4 – Base yourself near the fields
Just imagine yourself looking out from your villa rental pool onto a field of cheery bobbing sunflowers. The biggest surprise, Mugello, just a short distance north of Florence, is the place to go. There are many fields hidden in this surprising valley which is not only close to outlet shopping and the famous “Formula Uno” racetrack but is also the ideal setting for hiking and bike tours!

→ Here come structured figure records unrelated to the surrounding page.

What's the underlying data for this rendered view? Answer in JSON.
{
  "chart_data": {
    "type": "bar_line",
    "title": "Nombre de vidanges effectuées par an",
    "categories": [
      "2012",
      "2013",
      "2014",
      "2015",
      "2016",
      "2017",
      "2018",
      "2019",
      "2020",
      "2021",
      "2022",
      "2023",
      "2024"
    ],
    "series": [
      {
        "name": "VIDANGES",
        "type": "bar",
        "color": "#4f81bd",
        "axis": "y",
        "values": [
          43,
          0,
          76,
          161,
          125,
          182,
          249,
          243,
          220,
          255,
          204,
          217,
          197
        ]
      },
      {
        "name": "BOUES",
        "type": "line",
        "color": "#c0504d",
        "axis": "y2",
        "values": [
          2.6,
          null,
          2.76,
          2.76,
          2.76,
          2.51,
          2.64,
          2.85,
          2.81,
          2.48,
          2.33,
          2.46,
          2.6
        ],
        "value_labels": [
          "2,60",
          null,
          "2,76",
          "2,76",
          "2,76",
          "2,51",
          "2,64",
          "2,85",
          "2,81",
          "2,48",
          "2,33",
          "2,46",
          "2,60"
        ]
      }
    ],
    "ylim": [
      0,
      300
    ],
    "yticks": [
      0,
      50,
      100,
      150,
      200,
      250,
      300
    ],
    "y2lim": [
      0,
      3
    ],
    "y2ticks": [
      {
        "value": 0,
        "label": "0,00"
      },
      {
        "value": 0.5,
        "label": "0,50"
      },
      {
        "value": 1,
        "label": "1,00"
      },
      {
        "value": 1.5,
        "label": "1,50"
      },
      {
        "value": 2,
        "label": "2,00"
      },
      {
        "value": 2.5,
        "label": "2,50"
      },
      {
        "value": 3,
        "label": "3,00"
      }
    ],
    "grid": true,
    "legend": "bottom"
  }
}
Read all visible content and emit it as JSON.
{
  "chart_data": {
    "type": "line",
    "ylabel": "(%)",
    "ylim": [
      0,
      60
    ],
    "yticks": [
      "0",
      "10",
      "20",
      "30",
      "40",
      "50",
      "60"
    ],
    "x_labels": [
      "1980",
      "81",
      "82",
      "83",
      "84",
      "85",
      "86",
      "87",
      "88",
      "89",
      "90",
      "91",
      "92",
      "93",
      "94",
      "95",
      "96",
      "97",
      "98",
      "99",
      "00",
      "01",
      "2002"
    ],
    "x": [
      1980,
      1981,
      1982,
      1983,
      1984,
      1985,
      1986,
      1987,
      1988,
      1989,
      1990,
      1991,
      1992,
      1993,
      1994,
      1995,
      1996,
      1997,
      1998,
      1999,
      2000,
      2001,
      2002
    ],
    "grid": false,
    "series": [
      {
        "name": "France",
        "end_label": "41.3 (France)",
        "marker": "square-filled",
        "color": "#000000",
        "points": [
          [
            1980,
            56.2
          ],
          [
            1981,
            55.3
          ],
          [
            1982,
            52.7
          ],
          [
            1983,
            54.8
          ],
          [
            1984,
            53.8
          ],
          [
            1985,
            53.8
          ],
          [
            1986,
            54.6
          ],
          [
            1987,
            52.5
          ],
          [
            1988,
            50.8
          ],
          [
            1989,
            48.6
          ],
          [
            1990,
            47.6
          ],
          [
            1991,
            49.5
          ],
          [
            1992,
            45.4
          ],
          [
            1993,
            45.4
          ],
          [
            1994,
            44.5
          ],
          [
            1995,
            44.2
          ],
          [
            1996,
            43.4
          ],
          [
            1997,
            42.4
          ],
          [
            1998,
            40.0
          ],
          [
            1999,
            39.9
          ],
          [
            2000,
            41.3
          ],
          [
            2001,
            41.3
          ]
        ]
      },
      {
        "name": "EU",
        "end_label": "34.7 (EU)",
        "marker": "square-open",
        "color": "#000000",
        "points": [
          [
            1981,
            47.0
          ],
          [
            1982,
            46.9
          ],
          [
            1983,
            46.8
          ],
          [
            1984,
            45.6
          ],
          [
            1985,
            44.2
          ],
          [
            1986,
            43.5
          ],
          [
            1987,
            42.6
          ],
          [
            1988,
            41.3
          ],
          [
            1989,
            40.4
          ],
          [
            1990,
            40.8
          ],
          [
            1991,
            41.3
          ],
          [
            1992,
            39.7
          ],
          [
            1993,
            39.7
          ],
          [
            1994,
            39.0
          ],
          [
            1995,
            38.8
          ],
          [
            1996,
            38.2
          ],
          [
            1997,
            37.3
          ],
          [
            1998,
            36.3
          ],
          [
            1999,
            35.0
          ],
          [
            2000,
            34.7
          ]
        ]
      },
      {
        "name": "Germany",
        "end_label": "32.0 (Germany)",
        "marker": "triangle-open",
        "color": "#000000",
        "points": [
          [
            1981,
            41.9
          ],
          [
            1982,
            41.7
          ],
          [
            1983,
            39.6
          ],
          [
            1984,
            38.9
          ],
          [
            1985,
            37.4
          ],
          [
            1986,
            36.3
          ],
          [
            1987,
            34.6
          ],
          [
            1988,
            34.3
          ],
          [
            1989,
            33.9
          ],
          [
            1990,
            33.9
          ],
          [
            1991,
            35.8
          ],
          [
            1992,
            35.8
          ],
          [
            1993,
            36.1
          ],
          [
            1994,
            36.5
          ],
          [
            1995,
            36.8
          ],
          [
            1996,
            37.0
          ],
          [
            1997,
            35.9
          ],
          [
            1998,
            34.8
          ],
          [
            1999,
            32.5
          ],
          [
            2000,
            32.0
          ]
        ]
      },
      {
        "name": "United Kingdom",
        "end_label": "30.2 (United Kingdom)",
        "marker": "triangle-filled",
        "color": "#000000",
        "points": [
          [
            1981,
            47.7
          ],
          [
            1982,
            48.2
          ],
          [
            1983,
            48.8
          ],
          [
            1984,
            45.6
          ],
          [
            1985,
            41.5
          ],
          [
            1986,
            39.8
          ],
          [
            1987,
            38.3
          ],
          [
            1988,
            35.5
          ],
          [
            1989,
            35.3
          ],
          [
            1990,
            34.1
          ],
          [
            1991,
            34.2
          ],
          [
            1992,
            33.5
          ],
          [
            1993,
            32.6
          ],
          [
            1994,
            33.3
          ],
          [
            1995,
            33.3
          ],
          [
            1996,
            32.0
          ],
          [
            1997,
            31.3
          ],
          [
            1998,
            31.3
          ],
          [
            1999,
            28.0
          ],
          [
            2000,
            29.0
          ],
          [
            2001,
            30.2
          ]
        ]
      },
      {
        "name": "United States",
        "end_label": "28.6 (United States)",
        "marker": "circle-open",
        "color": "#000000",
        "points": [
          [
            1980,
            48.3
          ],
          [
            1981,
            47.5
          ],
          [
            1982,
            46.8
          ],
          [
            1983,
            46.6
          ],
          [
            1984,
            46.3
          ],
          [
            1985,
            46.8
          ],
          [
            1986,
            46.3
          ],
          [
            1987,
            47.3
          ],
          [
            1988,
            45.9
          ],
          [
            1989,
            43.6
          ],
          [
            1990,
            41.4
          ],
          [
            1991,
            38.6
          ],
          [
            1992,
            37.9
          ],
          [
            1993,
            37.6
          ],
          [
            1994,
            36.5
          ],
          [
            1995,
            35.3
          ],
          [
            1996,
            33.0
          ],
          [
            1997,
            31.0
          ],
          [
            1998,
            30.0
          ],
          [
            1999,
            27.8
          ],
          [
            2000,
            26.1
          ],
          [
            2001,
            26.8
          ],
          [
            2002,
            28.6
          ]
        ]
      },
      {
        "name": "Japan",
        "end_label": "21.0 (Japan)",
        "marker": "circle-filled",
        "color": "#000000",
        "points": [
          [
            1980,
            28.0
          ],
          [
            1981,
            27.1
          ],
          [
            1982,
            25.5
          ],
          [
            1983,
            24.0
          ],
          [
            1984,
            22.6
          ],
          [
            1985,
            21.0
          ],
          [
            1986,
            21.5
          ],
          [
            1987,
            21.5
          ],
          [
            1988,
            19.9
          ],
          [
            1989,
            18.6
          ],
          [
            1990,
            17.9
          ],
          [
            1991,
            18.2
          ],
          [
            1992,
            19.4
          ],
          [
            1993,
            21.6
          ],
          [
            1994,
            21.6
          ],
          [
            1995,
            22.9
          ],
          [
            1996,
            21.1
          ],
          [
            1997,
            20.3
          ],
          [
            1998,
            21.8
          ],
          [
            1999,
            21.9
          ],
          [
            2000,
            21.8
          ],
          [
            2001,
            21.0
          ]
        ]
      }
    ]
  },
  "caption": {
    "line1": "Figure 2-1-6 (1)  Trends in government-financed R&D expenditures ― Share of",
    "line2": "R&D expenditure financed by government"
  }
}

⇒ Did you know? Sunflowers, like potatoes, tomatoes, and corn, didn’t originate in Europe – even though some of them have made their fame here, just think of a plate of pasta with homemade tomato sauce! They were cultivated in North America as far back as 3000 BC. Then, they were exported to the rest of the world by Spanish conquistadors around 1500s but it was Russia that exploited the natural goodness inside when they discovered the oil.
5 – Go towards the ocean
Not only will you enjoy the sandy, clean beaches on the coast of the Tyrrhenian sea and the fabulous Tuscan archipelago but if you follow just the right route you will soak up field after field (after field) of sunflowers in Tuscany. The roads towards the coast, especially from Colle Val d’Elsa – and also towards Volterra and sometimes the road that leads toward Grosseto, boast large fields of sunflowers in Tuscany.
⇒ Did you know? There are two kinds of sunflower seeds. Sunflower oil is made from black seeds and snack food is made from the striped seeds. The seeds can also be used as bird feed.